Vodafone UK's chief network officer, Andrea Dona, said 3G use had "dropped significantly" - with less than than 4% of its customers' data being used on its 3G network, compared with more than 30% in 2016.
He said that meant it was now "time to say goodbye to 3G and focus on the current benefits and future possibilities of our 4G and 5G networks".
The company says it is working with third parties, including charities, to help customers.
It has also pointed to the support it is providing for customers, including information on its website about how to check if a phone is capable of accessing 4G. It has worked with a body called We Are Digital to set up the Digital Skills Helpline, which is free to call from all UK mobiles and landlines.
Digital Poverty Alliance, which says its objective is help people access the "life-changing benefits" of digital services, says 14 million British people rarely engage online, with 18% of adults relying on their their phone to access digital services. It said switching off 3G would have "detrimental effects".
"Older and basic devices do not have 4G capabilities, so individuals who can only get online using a basic device will fall into digital poverty," it warned in a statement.
"Switching off 3G will have an adverse effect on the mission to help more people access the digital world," it added.
'You rely on the service'
Vodafone says it is pressing ahead with a nationwide phase-out after successful pilots across Plymouth and Basingstoke.
However, some customers have expressed concern about how it will affect them.
Dan Jones, 36, a self-employed IT consultant who lives in a village near Manchester, told the BBC he only got a 3G signal at his home office.

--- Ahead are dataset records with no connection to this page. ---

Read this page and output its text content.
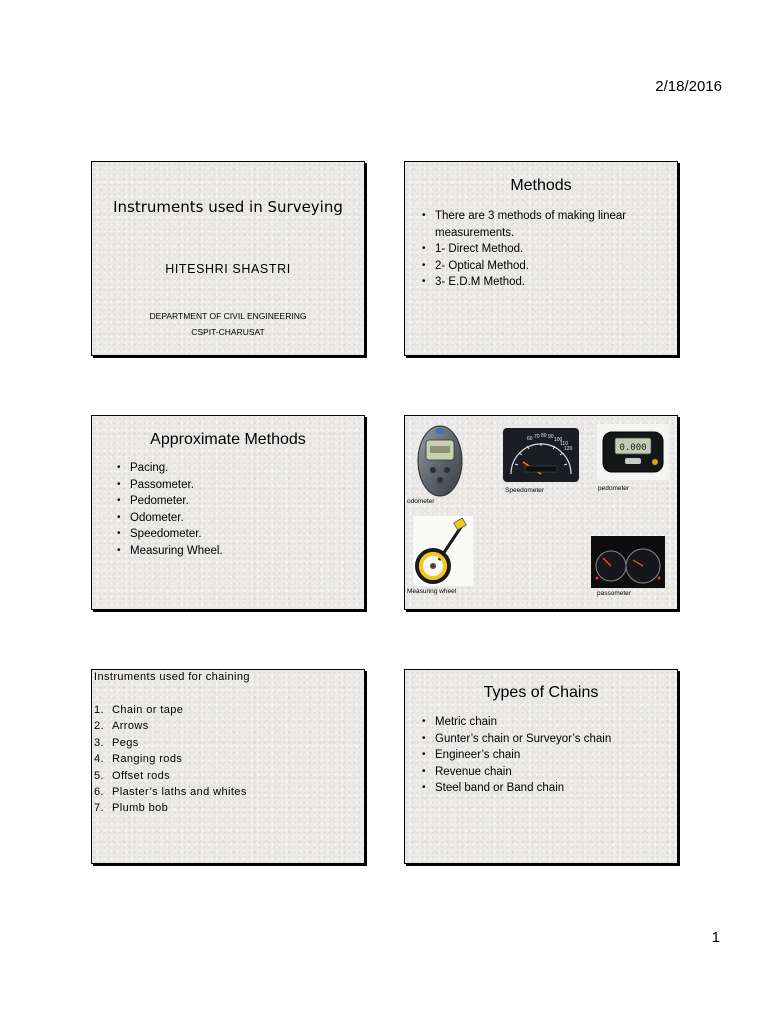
2/18/2016
Instruments used in Surveying
HITESHRI SHASTRI
DEPARTMENT OF CIVIL ENGINEERING
CSPIT-CHARUSAT
Methods
• There are 3 methods of making linear measurements.
• 1- Direct Method.
• 2- Optical Method.
• 3- E.D.M Method.
Approximate Methods
• Pacing.
• Passometer.
• Pedometer.
• Odometer.
• Speedometer.
• Measuring Wheel.
odometer
60 70 80 90 100
110
120
Speedometer
0.000
pedometer
Measuring wheel	passometer
Instruments used for chaining
1. Chain or tape
2. Arrows
3. Pegs
4. Ranging rods
5. Offset rods
6. Plaster’s laths and whites
7. Plumb bob
Types of Chains
• Metric chain
• Gunter’s chain or Surveyor’s chain
• Engineer’s chain
• Revenue chain
• Steel band or Band chain
1
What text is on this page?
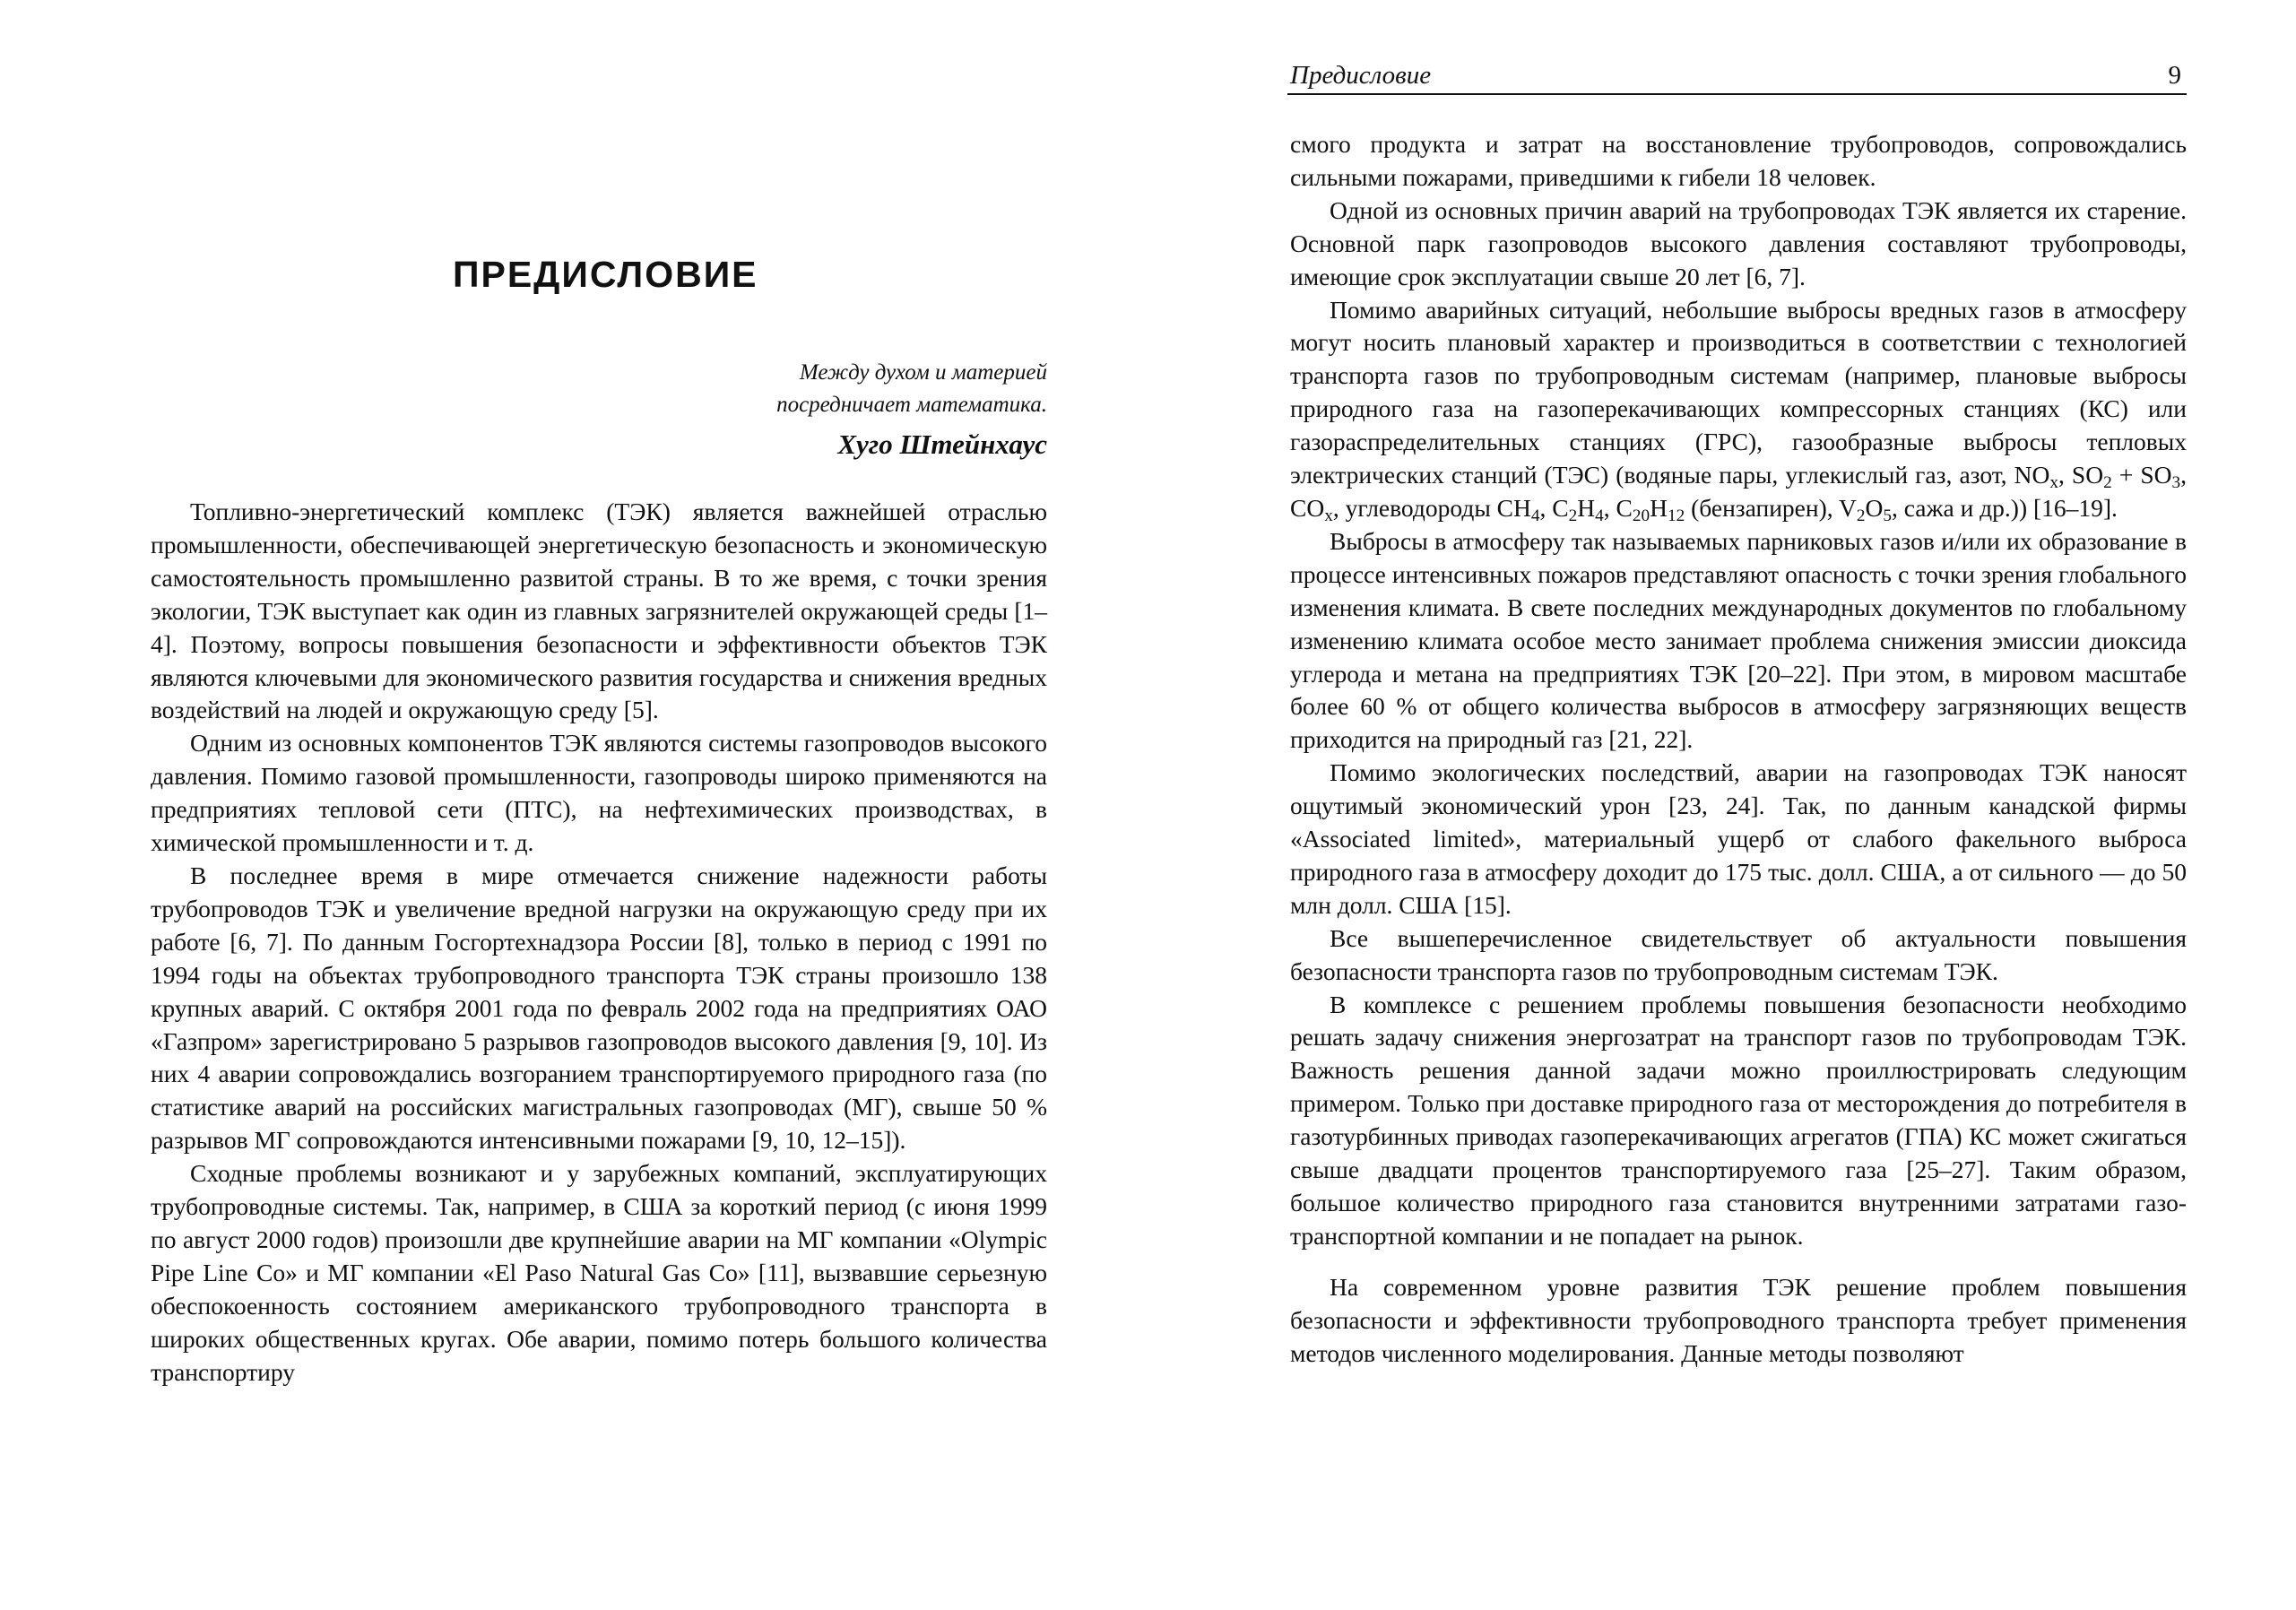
ПРЕДИСЛОВИЕ
Между духом и материей
посредничает математика.
Хуго Штейнхаус

Топливно-энергетический комплекс (ТЭК) является важнейшей отраслью промышленности, обеспечивающей энергетическую безопасность и экономическую самостоятельность промышленно развитой страны. В то же время, с точки зрения экологии, ТЭК выступает как один из главных загрязнителей окружающей среды [1–4]. Поэтому, вопросы повышения безопасности и эффективности объектов ТЭК являются ключевыми для экономического развития государства и снижения вредных воздействий на людей и окружающую среду [5].

Одним из основных компонентов ТЭК являются системы газопроводов высокого давления. Помимо газовой промышленности, газопроводы широко применяются на предприятиях тепловой сети (ПТС), на нефтехимических производствах, в химической промышленности и т. д.

В последнее время в мире отмечается снижение надежности работы трубопроводов ТЭК и увеличение вредной нагрузки на окружающую среду при их работе [6, 7]. По данным Госгортехнадзора России [8], только в период с 1991 по 1994 годы на объектах трубопроводного транспорта ТЭК страны произошло 138 крупных аварий. С октября 2001 года по февраль 2002 года на предприятиях ОАО «Газпром» зарегистрировано 5 разрывов газопроводов высокого давления [9, 10]. Из них 4 аварии сопровождались возгоранием транспортируемого природного газа (по статистике аварий на российских магистральных газопроводах (МГ), свыше 50 % разрывов МГ сопровождаются интенсивными пожарами [9, 10, 12–15]).

Сходные проблемы возникают и у зарубежных компаний, эксплуатирующих трубопроводные системы. Так, например, в США за короткий период (с июня 1999 по август 2000 годов) произошли две крупнейшие аварии на МГ компании «Olympic Pipe Line Co» и МГ компании «El Paso Natural Gas Co» [11], вызвавшие серьезную обеспокоенность состоянием американского трубопроводного транспорта в широких общественных кругах. Обе аварии, помимо потерь большого количества транспортиру

Предисловие	9

смого продукта и затрат на восстановление трубопроводов, сопровождались сильными пожарами, приведшими к гибели 18 человек.

Одной из основных причин аварий на трубопроводах ТЭК является их старение. Основной парк газопроводов высокого давления составляют трубопроводы, имеющие срок эксплуатации свыше 20 лет [6, 7].

Помимо аварийных ситуаций, небольшие выбросы вредных газов в атмосферу могут носить плановый характер и производиться в соответствии с технологией транспорта газов по трубопроводным системам (например, плановые выбросы природного газа на газоперекачивающих компрессорных станциях (КС) или газораспределительных станциях (ГРС), газообразные выбросы тепловых электрических станций (ТЭС) (водяные пары, углекислый газ, азот, $NO_x$, $SO_2 + SO_3$, $CO_x$, углеводороды $CH_4$, $C_2H_4$, $C_{20}H_{12}$ (бензапирен), $V_2O_5$, сажа и др.)) [16–19].

Выбросы в атмосферу так называемых парниковых газов и/или их образование в процессе интенсивных пожаров представляют опасность с точки зрения глобального изменения климата. В свете последних международных документов по глобальному изменению климата особое место занимает проблема снижения эмиссии диоксида углерода и метана на предприятиях ТЭК [20–22]. При этом, в мировом масштабе более 60 % от общего количества выбросов в атмосферу загрязняющих веществ приходится на природный газ [21, 22].

Помимо экологических последствий, аварии на газопроводах ТЭК наносят ощутимый экономический урон [23, 24]. Так, по данным канадской фирмы «Associated limited», материальный ущерб от слабого факельного выброса природного газа в атмосферу доходит до 175 тыс. долл. США, а от сильного — до 50 млн долл. США [15].

Все вышеперечисленное свидетельствует об актуальности повышения безопасности транспорта газов по трубопроводным системам ТЭК.

В комплексе с решением проблемы повышения безопасности необходимо решать задачу снижения энергозатрат на транспорт газов по трубопроводам ТЭК. Важность решения данной задачи можно проиллюстрировать следующим примером. Только при доставке природного газа от месторождения до потребителя в газотурбинных приводах газоперекачивающих агрегатов (ГПА) КС может сжигаться свыше двадцати процентов транспортируемого газа [25–27]. Таким образом, большое количество природного газа становится внутренними затратами газотранспортной компании и не попадает на рынок.

На современном уровне развития ТЭК решение проблем повышения безопасности и эффективности трубопроводного транспорта требует применения методов численного моделирования. Данные методы позволяют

He said he was informed by Vodafone in October that it was going to shut 3G services and since then 4G and 5G in his area had been "pretty much non-existent".
Mr Jones said he was now contemplating changing providers.
"I'm self-employed, I'm an IT consultant - when your living is made through phone calls and that sort of thing, you rely on the service," he told the BBC.
"It's not like I live out in the sticks."
The UK government and mobile phone operators have said all 2G and 3G services will be shut off by 2033 at the latest, with 3G networks being shut first.